Ein Ergebnis hat der Runde Tisch immerhin hervorgebracht: An die Universität Heidelberg wurde der Auftrag vergeben, den »Radikalenerlass« in Baden-Württemberg wissenschaftlich zu erforschen. Jetzt hat das Team um den Historiker Edgar Wolfrum einen ersten Zwischenbericht vorgelegt (»Verfassungsfeinde im Land? Baden-Württemberg, 68 und der ›Radikalenerlass‹. 1968-2018. Ein Forschungsbericht«).
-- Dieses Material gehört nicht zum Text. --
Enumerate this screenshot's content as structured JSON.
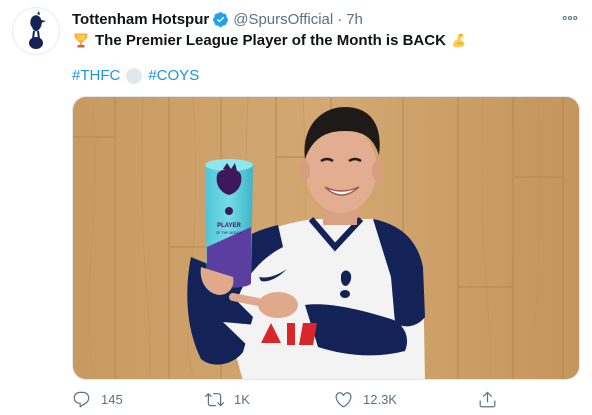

Bleibt zu hoffen, dass der Endbericht des Forschungsprojekts auch aufzeigt, wie in den letzten Jahrzehnten des 20. Jahrhunderts reaktionäre, zum Teil sogar schwarzbraun angehauchte Politiker ihre Ämter dazu missbraucht haben, die Linken und Liberalen einzuschüchtern und zu schikanieren, und wie sie Beamte unter Berufung auf zweifelhafte Erlasse und Verordnungen, die vor dem Europäischen Gerichtshof für Menschenrechte keinen Bestand hatten, aus dem Dienst entfernten.

 

Leseempfehlungen: Ruth Broda/Erhard Jöst (Hg.): »Wintermärchen in der Provinz. Ein Heine-Zitat und seine Folgen«, Freiburg 1981; »Der Schulfriede ist in Gefahr. Eine Dokumentation«, Stuttgart 1982; Erhard Jöst: »Kultus und Spott. Provinzpossen und Schulsatiren«, Stuttgart 1987.